Anche l’Italia vende i porti
20/08/2015 di Redazione
Nonostante l’apparente analogia la mossa ha poco a che fare con la vendita di porti e aeroporti in Grecia, tanto che i porti turistici messi all’asta saranno probabilmente acquistati dai comuni.
GLI AVANZI DI UN PROGETTO MAESTOSO –
Andranno all’asta cinque marine turistiche Dismissioni anche in Calabria e in Costa Smeralda. Con una mossa che ricorda quella greca, ma che ha ben altre implicazioni e dimensioni,tanto più che sembra proprio che saranno i comuni a comprare dallo stato, niente privatizzazioni. Roma cerca di disfarsi delle rovine del programma «Italia Navigando», che doveva riempire le coste italiani di posti barca e fornire così il carburante a un robusto sviluppo del turismo marittimo. Ma Invitalia, società controllata dal ministero dell’Economia, ora cinque porti turistici tra i quali i moli e pontili a Capri, la marina di Portisco in Costa Smeralda, la marina d’Arechi nel golfo di Salerno, il porto delle Grazie a Roccella Jonica e l’area di Porto Lido a Trieste, per un totale circa 2.500 posti barca.
UNA STORIA FINITA MALISSIMO –
Ricorda oggi il Corriere che «il progetto avviato una decina di anni fa, aveva preso il nome di «Italia Navigando», una società controllata proprio da Invitalia, e prevedeva un massiccio intervento pubblico per realizzare una rete di 50 porti turistici e la bellezza di 50 mila posti barca. Lo Stato si faceva, insomma, carico di sviluppare un maxipolo nautico da nord a sud dell’Italia. Con un particolare occhio di riguardo proprio per le aree del meridione. E alla presidenza di Italia Navigando nel 2010 è arrivato il leccese Ernesto Abaterusso, un ex deputato ds, legato da una lunga consuetudine con Massimo D’Alema, che quest’anno ne ha sostenuto la candidatura al consiglio regionale della Puglia.

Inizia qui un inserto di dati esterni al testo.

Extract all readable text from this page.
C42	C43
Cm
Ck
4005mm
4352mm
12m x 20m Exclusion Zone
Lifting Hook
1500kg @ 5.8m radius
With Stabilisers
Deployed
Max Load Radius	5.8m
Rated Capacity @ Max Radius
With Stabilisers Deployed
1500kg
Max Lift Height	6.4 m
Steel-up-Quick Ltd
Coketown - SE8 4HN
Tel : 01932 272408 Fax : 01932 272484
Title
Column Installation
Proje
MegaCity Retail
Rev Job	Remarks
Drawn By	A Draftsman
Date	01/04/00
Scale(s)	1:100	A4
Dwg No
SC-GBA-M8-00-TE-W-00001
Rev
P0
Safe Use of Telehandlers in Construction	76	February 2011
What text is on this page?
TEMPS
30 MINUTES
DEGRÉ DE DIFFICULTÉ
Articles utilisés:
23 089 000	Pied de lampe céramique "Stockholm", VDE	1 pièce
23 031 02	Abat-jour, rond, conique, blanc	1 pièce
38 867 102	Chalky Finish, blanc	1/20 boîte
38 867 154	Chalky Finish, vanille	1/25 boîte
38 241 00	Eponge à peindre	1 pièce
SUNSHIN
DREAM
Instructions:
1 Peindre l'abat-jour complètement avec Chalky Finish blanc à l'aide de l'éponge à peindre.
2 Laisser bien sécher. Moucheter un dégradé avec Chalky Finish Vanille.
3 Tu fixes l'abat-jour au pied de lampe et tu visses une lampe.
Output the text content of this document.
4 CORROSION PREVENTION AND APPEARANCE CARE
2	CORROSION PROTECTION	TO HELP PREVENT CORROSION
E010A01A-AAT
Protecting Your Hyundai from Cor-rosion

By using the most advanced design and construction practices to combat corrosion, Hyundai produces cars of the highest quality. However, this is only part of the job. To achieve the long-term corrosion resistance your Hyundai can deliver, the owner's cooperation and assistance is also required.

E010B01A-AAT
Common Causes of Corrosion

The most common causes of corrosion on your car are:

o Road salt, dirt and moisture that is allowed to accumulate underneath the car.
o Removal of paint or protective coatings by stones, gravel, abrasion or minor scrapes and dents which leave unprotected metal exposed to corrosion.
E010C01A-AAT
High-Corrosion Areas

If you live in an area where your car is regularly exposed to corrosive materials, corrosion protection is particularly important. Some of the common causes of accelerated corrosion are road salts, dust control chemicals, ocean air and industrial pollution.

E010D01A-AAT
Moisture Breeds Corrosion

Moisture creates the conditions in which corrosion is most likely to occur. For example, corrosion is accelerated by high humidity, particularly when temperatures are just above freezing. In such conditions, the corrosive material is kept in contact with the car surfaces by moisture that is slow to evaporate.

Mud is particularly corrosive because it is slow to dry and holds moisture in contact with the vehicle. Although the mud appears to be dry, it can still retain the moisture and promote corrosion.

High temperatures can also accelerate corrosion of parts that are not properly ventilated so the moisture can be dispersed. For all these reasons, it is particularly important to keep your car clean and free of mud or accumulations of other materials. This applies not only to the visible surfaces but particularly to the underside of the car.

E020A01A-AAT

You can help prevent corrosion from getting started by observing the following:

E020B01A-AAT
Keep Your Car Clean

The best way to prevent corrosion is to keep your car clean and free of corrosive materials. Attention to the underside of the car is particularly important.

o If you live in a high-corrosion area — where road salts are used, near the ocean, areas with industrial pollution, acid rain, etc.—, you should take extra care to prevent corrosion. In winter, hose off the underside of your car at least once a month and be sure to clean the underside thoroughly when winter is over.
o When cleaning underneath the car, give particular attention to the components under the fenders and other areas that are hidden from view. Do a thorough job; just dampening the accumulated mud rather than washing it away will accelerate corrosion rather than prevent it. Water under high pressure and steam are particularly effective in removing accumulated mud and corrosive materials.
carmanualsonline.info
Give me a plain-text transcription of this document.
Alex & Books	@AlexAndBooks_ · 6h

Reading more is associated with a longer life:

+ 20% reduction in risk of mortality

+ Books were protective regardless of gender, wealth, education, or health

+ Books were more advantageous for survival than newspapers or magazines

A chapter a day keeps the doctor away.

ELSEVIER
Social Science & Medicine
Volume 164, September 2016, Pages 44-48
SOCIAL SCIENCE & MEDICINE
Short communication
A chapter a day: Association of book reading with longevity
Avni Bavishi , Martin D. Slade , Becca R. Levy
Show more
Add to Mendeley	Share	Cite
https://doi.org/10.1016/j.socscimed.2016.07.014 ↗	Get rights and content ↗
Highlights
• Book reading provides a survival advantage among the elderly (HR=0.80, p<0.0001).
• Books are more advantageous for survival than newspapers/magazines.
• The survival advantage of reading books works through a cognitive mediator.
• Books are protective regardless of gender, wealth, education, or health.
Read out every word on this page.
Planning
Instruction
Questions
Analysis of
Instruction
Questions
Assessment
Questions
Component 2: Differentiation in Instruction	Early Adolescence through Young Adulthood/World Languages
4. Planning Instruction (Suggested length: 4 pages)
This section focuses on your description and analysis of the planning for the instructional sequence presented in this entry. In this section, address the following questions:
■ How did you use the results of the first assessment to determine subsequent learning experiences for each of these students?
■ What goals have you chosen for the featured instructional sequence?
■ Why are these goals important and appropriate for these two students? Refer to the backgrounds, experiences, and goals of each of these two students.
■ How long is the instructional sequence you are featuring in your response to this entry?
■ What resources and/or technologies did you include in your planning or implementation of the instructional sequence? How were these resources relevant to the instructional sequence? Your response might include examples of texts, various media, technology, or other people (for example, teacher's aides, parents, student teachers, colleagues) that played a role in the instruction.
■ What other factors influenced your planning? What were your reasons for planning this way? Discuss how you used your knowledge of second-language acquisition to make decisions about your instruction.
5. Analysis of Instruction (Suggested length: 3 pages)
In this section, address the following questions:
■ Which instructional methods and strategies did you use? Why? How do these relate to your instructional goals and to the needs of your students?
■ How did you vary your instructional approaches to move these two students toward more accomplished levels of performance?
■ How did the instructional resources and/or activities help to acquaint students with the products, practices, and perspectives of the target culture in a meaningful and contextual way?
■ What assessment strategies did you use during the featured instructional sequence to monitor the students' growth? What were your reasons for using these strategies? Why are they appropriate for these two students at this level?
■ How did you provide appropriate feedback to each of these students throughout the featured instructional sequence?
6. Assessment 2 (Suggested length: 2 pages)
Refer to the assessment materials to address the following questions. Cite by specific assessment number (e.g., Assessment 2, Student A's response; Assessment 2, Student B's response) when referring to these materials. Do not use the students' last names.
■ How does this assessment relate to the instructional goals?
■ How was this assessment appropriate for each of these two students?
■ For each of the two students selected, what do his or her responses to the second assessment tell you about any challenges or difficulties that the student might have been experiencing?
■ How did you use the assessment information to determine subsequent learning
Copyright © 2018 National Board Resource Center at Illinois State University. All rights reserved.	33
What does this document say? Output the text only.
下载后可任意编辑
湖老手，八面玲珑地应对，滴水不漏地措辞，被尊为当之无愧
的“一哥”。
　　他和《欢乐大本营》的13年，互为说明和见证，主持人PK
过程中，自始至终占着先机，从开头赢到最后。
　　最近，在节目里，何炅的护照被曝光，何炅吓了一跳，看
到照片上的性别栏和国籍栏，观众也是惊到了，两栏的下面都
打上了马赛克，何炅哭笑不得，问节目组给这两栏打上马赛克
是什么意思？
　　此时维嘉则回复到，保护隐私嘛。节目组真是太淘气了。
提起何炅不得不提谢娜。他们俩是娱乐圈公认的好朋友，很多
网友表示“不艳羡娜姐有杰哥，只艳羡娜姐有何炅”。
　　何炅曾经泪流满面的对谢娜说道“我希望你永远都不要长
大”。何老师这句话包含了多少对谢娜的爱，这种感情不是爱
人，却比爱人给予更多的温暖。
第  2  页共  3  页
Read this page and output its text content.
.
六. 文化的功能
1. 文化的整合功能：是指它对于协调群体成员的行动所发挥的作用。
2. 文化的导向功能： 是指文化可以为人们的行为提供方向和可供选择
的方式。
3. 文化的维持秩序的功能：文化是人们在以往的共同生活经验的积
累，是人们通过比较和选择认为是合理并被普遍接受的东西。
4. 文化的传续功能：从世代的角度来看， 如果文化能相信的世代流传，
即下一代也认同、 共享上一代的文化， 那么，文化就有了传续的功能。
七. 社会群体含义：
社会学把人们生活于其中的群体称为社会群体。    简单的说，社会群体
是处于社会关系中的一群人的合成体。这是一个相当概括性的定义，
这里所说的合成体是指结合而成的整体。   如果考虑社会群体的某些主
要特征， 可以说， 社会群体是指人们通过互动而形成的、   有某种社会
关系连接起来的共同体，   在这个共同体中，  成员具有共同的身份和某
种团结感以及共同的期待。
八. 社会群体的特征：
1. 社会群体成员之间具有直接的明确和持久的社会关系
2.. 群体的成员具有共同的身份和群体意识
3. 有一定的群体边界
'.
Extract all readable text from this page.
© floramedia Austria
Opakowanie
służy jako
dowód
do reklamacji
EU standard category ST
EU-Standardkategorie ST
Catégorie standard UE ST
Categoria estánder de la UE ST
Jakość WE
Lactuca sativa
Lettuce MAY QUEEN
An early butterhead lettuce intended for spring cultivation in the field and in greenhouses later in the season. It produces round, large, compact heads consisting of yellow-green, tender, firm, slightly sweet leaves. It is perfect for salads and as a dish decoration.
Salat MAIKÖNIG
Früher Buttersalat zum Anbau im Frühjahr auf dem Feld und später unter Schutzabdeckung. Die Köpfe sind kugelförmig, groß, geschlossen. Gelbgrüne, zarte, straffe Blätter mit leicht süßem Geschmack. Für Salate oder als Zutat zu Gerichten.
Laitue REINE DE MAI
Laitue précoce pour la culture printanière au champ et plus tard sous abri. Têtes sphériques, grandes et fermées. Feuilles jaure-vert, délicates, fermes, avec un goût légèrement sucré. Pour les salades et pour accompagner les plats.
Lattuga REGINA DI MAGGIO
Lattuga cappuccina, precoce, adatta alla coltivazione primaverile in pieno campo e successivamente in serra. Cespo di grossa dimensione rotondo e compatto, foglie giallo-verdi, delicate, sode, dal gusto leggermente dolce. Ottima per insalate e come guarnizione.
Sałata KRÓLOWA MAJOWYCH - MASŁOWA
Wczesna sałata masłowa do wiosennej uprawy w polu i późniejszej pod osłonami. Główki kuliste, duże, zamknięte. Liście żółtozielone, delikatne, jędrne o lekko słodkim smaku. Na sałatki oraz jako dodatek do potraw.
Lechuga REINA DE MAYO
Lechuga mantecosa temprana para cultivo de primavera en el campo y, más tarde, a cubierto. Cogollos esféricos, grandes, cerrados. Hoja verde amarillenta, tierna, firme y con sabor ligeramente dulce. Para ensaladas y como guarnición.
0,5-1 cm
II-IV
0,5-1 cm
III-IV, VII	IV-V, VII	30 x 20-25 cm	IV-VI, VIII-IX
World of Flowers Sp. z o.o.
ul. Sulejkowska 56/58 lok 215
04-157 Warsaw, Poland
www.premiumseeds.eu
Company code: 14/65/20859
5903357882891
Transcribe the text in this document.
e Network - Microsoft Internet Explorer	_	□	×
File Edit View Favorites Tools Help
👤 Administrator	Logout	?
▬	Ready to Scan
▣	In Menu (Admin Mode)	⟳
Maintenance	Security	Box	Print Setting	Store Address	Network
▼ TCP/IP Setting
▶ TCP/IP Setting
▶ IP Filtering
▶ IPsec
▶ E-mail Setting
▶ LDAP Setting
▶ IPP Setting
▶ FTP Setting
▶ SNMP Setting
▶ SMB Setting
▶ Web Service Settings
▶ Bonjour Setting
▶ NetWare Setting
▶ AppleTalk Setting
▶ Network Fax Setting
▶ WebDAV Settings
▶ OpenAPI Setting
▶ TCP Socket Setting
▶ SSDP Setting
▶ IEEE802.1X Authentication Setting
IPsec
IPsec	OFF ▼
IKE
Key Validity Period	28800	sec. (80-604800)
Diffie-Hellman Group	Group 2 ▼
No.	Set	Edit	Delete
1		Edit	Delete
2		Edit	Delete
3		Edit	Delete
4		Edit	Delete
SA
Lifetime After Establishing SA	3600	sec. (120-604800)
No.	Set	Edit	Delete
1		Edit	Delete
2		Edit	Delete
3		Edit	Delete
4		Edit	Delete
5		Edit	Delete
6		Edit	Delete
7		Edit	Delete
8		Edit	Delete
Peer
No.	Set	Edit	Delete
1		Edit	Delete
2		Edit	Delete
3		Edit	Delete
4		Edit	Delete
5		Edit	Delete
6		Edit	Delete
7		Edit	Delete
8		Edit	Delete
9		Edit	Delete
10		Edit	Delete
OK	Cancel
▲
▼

Proprio qui, nei piani di Italia Navigando, figuravano otto marine. Compresa Gallipoli, dove erano previsti 379 posti barca. I porti turistici ad Abaterusso hanno fruttato più di un grattacapo. L’ex presidente di Italia Navigando (che intanto è finita in liquidazione sepolta dai debiti) è iscritto nel registro degli indagati per la vicenda del nuovo porto della Concordia di Fiumicino, un progetto per una maximarina da 1.500 posti barca e 400 milioni di investimenti sulla costa laziale».Un disastro, a luglio la procura di Civitavecchia ha chiuso le indagini sui lavori di costruzione del porto, partecipato da Italia Navigando, e sta per chiedere il rinvio a giudizio per abuso d’ufficio, frode e appropriazione indebita. Nel registro degli indagati figurano anche Domenico Arcuri, attuale amministratore delegato di Invitalia, e Manlio Cerroni, dominus incontrastato nella gestione della raccolta dei rifiuti a Roma. Quanto basta per escludere la vendita del porto della Concordia dal bando dove compaiono gli altri cinque in via di cessione. Un’operazione di dismissione che comunque, nel suo complesso, si sta rivelando disseminata di ostacoli e dubbi.
LEGGI ANCHE: La Germania fa “shopping” di aeroporti greci
UNA VENDITA AI COMUNI? –
Il Corriere riporta anche le obiezioni di due parlamentari del PD all’operazione: «Nel frattempo un’interrogazione parlamentare, firmata da Vincenza Bruno e Nicola Stumpo, entrambi del Pd, ha chiesto al governo di sospendere tutto. I due parlamentari contestano l’incongruenza della procedura, alla luce delle modifiche al bando introdotte in corsa da Invitalia. In particolare, Bruno e Stumpo hanno puntato l’indice contro la riserva di una quota del «31% a favore di enti e/o imprese pubbliche» fissata per il Porto di Roccella Jonica. Una modifica che ha «introdotto una limitazione di acquisto ai privati, che in sostanza si concretizza in una palese agevolazione dell’unico ente pubblico — il Comune di Roccella Jonica — interessato all’acquisto». Un corto circuito, tanto più considerato che Invitalia vende i porti motivando la scelta con l’obbligo di rispettare la norma che impone la dismissione delle partecipazioni societarie da parte degli enti pubblici. Per Roccella Jonica la norma è ancor più stringente poiché i Comuni con meno di 30 mila abitanti non possono detenere alcuna partecipazione.